Fr. Raniero Cantalamessa, the Pope's personal preacher, gave a commentary on today's Mass readings that I found interesting. (It was translated and posted on zenit.org.) I've often struggled with the question of whether there would be any real meaning in a lot of the things I could do with my life, work-wise, and it was good for me to read his perspective. Here's an excerpt:

"This Sunday's Gospel [Luke 21:5-19] is one of the famous discourses on the end of the world, which are characteristic of the end of the liturgical year.

"It seems that in one of the first Christian communities, that of Thessalonica, there were believers who drew mistaken conclusions from these discourses of Christ. They thought that it was useless to weary themselves, to work or do anything since everything was about to come to an end. They thought it better to take each day as it came and not commit themselves to long-term projects and only to do the minimum to get by.

"St. Paul responds to them in the second reading: 'We hear that some are conducting themselves among you in a disorderly way, by not keeping busy but minding the business of others. Such people we instruct and urge in the Lord Jesus Christ to work quietly and to eat their own food.' At the beginning of the passage, St. Paul recalls the rule that he had given to the Christians in Thessalonica: 'If anyone will not work, let him not eat.'

"This was a novelty for the men of that time. The culture to which they belonged looked down upon manual labor; it was regarded as degrading and as something to be left to slaves and the uneducated. But the Bible has a different vision. From the very first page it presents God as working for six days and resting on the seventh day. And all of this happens in the Bible before sin is spoken of. Work, therefore, is part of man's original nature and is not something that results from guilt and punishment. Manual labor is just as dignified as intellectual and spiritual labor. Jesus himself dedicates 17 years to the former -- supposing he began to work around 13 -- and only a few years to the latter.

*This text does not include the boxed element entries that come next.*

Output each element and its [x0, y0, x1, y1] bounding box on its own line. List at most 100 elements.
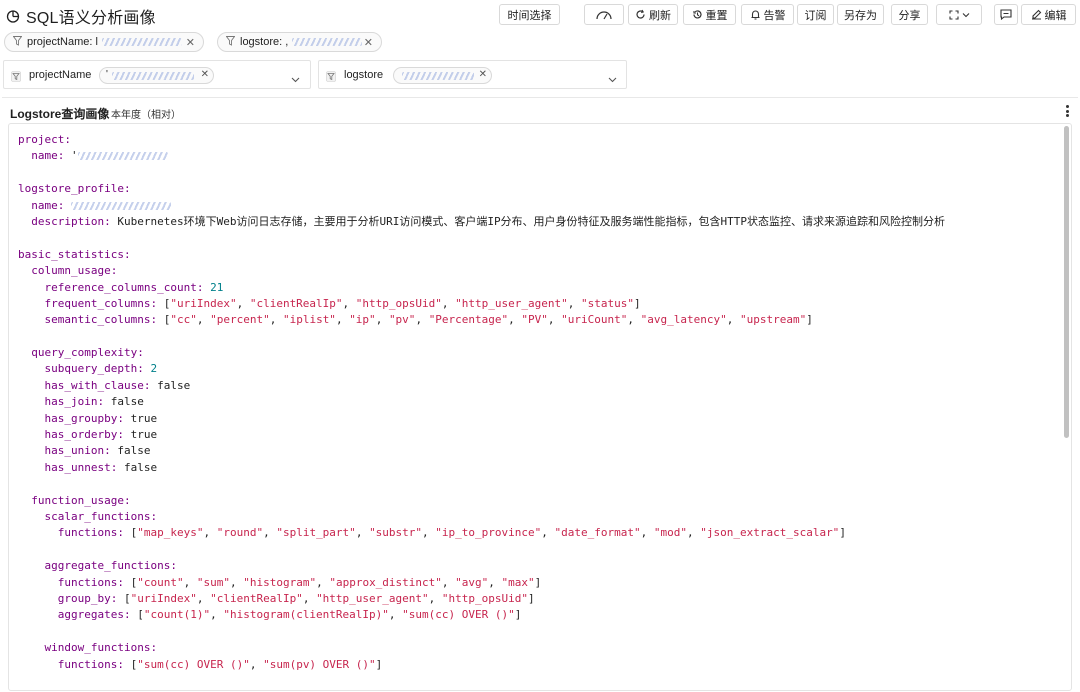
yaml-text: , — [196, 313, 211, 327]
code-line: has_groupby: true — [18, 411, 945, 427]
close-icon[interactable]: ✕ — [201, 69, 209, 80]
code-line: functions: ["map_keys", "round", "split_… — [18, 525, 945, 541]
bell-icon — [750, 9, 761, 20]
yaml-text: ] — [534, 575, 542, 589]
code-line: has_orderby: true — [18, 427, 945, 443]
yaml-text: ] — [514, 608, 522, 622]
yaml-string: "uriIndex" — [130, 591, 197, 605]
yaml-key: has_with_clause: — [44, 378, 151, 392]
code-line: has_join: false — [18, 394, 945, 410]
yaml-text — [18, 559, 45, 572]
yaml-text: [ — [123, 526, 138, 540]
comment-button[interactable] — [994, 4, 1018, 25]
logstore-filter-label: logstore: , — [240, 36, 289, 48]
yaml-text: , — [567, 296, 581, 310]
project-name-tag[interactable]: ' ✕ — [99, 67, 214, 84]
yaml-text: , — [415, 313, 429, 327]
share-button[interactable]: 分享 — [891, 4, 928, 25]
close-icon[interactable]: ✕ — [186, 36, 195, 49]
yaml-text: , — [640, 526, 654, 540]
logstore-tag[interactable]: ✕ — [393, 67, 492, 84]
yaml-string: "mod" — [653, 526, 687, 540]
yaml-text: , — [229, 575, 244, 589]
yaml-text — [18, 215, 31, 228]
yaml-string: "iplist" — [282, 313, 336, 327]
yaml-text: , — [263, 526, 277, 540]
yaml-text: , — [355, 526, 370, 540]
yaml-string: "count" — [137, 575, 184, 589]
alert-label: 告警 — [763, 9, 786, 22]
fullscreen-button[interactable] — [936, 4, 982, 25]
yaml-text — [18, 608, 58, 621]
alert-button[interactable]: 告警 — [741, 4, 794, 25]
logstore-selector[interactable]: logstore ✕ — [318, 60, 627, 89]
time-select-button[interactable]: 时间选择 — [499, 4, 560, 25]
history-icon — [692, 9, 703, 20]
share-label: 分享 — [898, 9, 921, 22]
yaml-text: , — [388, 608, 403, 622]
more-icon[interactable] — [1066, 105, 1070, 119]
yaml-string: "split_part" — [276, 526, 356, 540]
yaml-text — [18, 444, 45, 457]
code-line: semantic_columns: ["cc", "percent", "ipl… — [18, 312, 945, 328]
yaml-key: description: — [31, 214, 111, 228]
code-line: project: — [18, 132, 945, 148]
chevron-down-icon[interactable] — [608, 70, 617, 88]
code-line: aggregates: ["count(1)", "histogram(clie… — [18, 607, 945, 623]
redacted-value — [402, 72, 474, 80]
yaml-key: has_unnest: — [44, 460, 118, 474]
code-line: has_unnest: false — [18, 460, 945, 476]
project-filter-chip[interactable]: projectName: l ✕ — [4, 32, 204, 52]
save-as-button[interactable]: 另存为 — [837, 4, 884, 25]
yaml-text — [18, 264, 31, 277]
page-title: SQL语义分析画像 — [26, 10, 156, 27]
code-line: frequent_columns: ["uriIndex", "clientRe… — [18, 296, 945, 312]
yaml-text: , — [541, 526, 555, 540]
yaml-text: , — [196, 591, 211, 605]
yaml-string: "sum(cc) OVER ()" — [137, 657, 250, 671]
logstore-filter-chip[interactable]: logstore: , ✕ — [217, 32, 382, 52]
yaml-text: , — [547, 313, 562, 327]
yaml-text: , — [335, 313, 350, 327]
yaml-key: function_usage: — [31, 493, 131, 507]
yaml-text: , — [316, 575, 330, 589]
scrollbar[interactable] — [1064, 126, 1069, 438]
chevron-down-icon[interactable] — [291, 70, 300, 88]
yaml-text: , — [302, 591, 317, 605]
reset-button[interactable]: 重置 — [683, 4, 736, 25]
yaml-string: "round" — [216, 526, 264, 540]
subscribe-button[interactable]: 订阅 — [797, 4, 834, 25]
close-icon[interactable]: ✕ — [479, 69, 487, 80]
code-line: functions: ["count", "sum", "histogram",… — [18, 575, 945, 591]
logstore-query-profile-panel: Logstore查询画像 本年度（相对） project: name: ' log… — [2, 97, 1078, 691]
refresh-button[interactable]: 刷新 — [628, 4, 678, 25]
yaml-key: reference_columns_count: — [44, 280, 204, 294]
project-name-selector[interactable]: projectName ' ✕ — [3, 60, 311, 89]
code-line: subquery_depth: 2 — [18, 361, 945, 377]
yaml-text: , — [375, 313, 389, 327]
code-line: window_functions: — [18, 640, 945, 656]
yaml-text: ] — [375, 657, 383, 671]
code-line: aggregate_functions: — [18, 558, 945, 574]
yaml-text — [18, 494, 31, 507]
yaml-text — [18, 658, 58, 671]
yaml-string: "json_extract_scalar" — [700, 526, 840, 540]
dashboard-header: SQL语义分析画像 时间选择 刷新 重置 告警 订阅 另存为 分享 编辑 — [0, 0, 1080, 30]
yaml-string: "sum(pv) OVER ()" — [263, 657, 376, 671]
yaml-string: "Percentage" — [428, 313, 509, 327]
edit-button[interactable]: 编辑 — [1021, 4, 1076, 25]
speed-button[interactable] — [584, 4, 624, 25]
yaml-text: , — [488, 575, 502, 589]
close-icon[interactable]: ✕ — [364, 36, 373, 49]
yaml-text — [18, 313, 45, 326]
yaml-key: aggregate_functions: — [44, 559, 177, 573]
code-line: description: Kubernetes环境下Web访问日志存储，主要用于… — [18, 214, 945, 230]
yaml-key: aggregates: — [57, 608, 131, 622]
redacted-value — [71, 201, 171, 210]
title-area: SQL语义分析画像 — [6, 4, 156, 28]
code-line: logstore_profile: — [18, 181, 945, 197]
yaml-key: has_orderby: — [44, 428, 124, 442]
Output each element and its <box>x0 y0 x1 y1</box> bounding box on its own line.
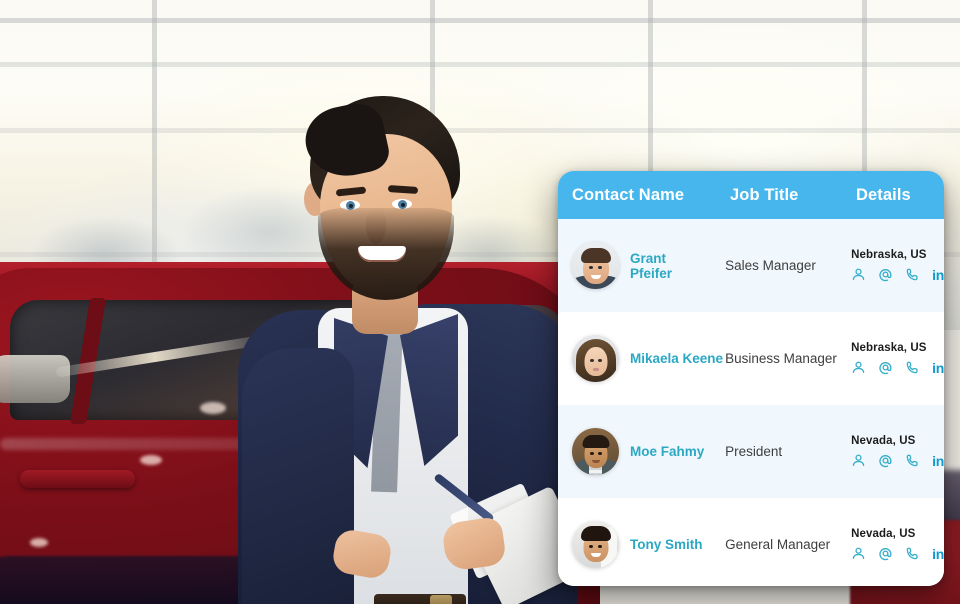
phone-icon[interactable] <box>905 360 920 375</box>
avatar <box>572 428 619 475</box>
contact-name-label[interactable]: Mikaela Keene <box>630 351 723 366</box>
contact-rows: Grant Pfeifer Sales Manager Nebraska, US… <box>558 219 944 586</box>
window-mullion-horizontal <box>0 62 960 67</box>
linkedin-icon[interactable]: in <box>932 268 944 282</box>
detail-icons: in <box>851 453 944 468</box>
avatar <box>572 242 619 289</box>
contact-name-cell: Mikaela Keene <box>572 335 725 382</box>
table-row[interactable]: Moe Fahmy President Nevada, US in <box>558 405 944 498</box>
email-at-icon[interactable] <box>878 453 893 468</box>
location-label: Nevada, US <box>851 435 916 447</box>
contact-name-cell: Moe Fahmy <box>572 428 725 475</box>
screenshot-root: Contact Name Job Title Details Grant Pfe… <box>0 0 960 604</box>
window-mullion-horizontal <box>0 18 960 23</box>
contact-name-label[interactable]: Tony Smith <box>630 537 703 552</box>
detail-icons: in <box>851 546 944 561</box>
detail-icons: in <box>851 360 944 375</box>
contact-name-line-1: Moe Fahmy <box>630 444 705 459</box>
contact-name-line-1: Tony Smith <box>630 537 703 552</box>
avatar <box>572 521 619 568</box>
phone-icon[interactable] <box>905 453 920 468</box>
column-header-contact-name: Contact Name <box>572 185 685 204</box>
belt-buckle <box>430 595 452 604</box>
linkedin-icon[interactable]: in <box>932 361 944 375</box>
salesman-figure <box>238 96 592 604</box>
contact-person-icon[interactable] <box>851 360 866 375</box>
contact-person-icon[interactable] <box>851 267 866 282</box>
column-header-job-title: Job Title <box>730 185 799 204</box>
details-cell: Nevada, US in <box>847 528 944 561</box>
email-at-icon[interactable] <box>878 360 893 375</box>
linkedin-icon[interactable]: in <box>932 454 944 468</box>
contact-name-label[interactable]: Moe Fahmy <box>630 444 704 459</box>
car-highlight <box>140 455 162 465</box>
location-label: Nevada, US <box>851 528 916 540</box>
contact-name-cell: Grant Pfeifer <box>572 242 725 289</box>
contact-name-line-2: Pfeifer <box>630 265 673 281</box>
email-at-icon[interactable] <box>878 267 893 282</box>
contact-name-line-1: Mikaela Keene <box>630 351 724 366</box>
contact-name-line-1: Grant <box>630 250 667 266</box>
table-header-row: Contact Name Job Title Details <box>558 171 944 219</box>
avatar <box>572 335 619 382</box>
table-row[interactable]: Mikaela Keene Business Manager Nebraska,… <box>558 312 944 405</box>
email-at-icon[interactable] <box>878 546 893 561</box>
contact-list-card: Contact Name Job Title Details Grant Pfe… <box>558 171 944 586</box>
location-label: Nebraska, US <box>851 249 927 261</box>
job-title-cell: General Manager <box>725 537 831 552</box>
job-title-cell: President <box>725 444 783 459</box>
table-row[interactable]: Grant Pfeifer Sales Manager Nebraska, US… <box>558 219 944 312</box>
phone-icon[interactable] <box>905 546 920 561</box>
details-cell: Nebraska, US in <box>847 342 944 375</box>
details-cell: Nebraska, US in <box>847 249 944 282</box>
belt <box>374 594 466 604</box>
red-car-mirror <box>0 355 70 403</box>
details-cell: Nevada, US in <box>847 435 944 468</box>
car-highlight <box>30 538 48 547</box>
contact-name-cell: Tony Smith <box>572 521 725 568</box>
column-header-details: Details <box>856 185 911 204</box>
car-highlight <box>200 402 226 414</box>
red-car-door-handle <box>20 470 135 488</box>
smile <box>358 246 406 262</box>
job-title-cell: Business Manager <box>725 351 837 366</box>
phone-icon[interactable] <box>905 267 920 282</box>
job-title-cell: Sales Manager <box>725 258 816 273</box>
contact-name-label[interactable]: Grant Pfeifer <box>630 251 672 281</box>
location-label: Nebraska, US <box>851 342 927 354</box>
detail-icons: in <box>851 267 944 282</box>
contact-person-icon[interactable] <box>851 453 866 468</box>
contact-person-icon[interactable] <box>851 546 866 561</box>
table-row[interactable]: Tony Smith General Manager Nevada, US in <box>558 498 944 586</box>
linkedin-icon[interactable]: in <box>932 547 944 561</box>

"A layman has written: 'What sense and what value does our ordinary work as laypeople have before God? It is true that we laypeople also do a lot of charity work, engage in the apostolate, and volunteer work; but we must give most of our time and energies to ordinary jobs. If this sort of work has no value for heaven, we will have very little for eternity. No one we have asked about this has been able to give us satisfactory answers. They say: "Offer it all to God!" but is this enough?'

"My reply: No, the value of our work is not only conferred on it by the 'good intention' we put into it or the morning offering we make to God; it also has a value in itself, as a participation in God's creative and redemptive work and as service to our brothers. We read in one of the Vatican II documents, in 'Gaudium et Spes,' that it is by 'his labor [that] a man ordinarily supports himself and his family, is joined to his fellow men and serves them, and can exercise genuine charity and be a partner in the work of bringing divine creation to perfection. Indeed, we hold that through labor offered to God man is associated with the redemptive work of Jesus Christ' (No. 67)."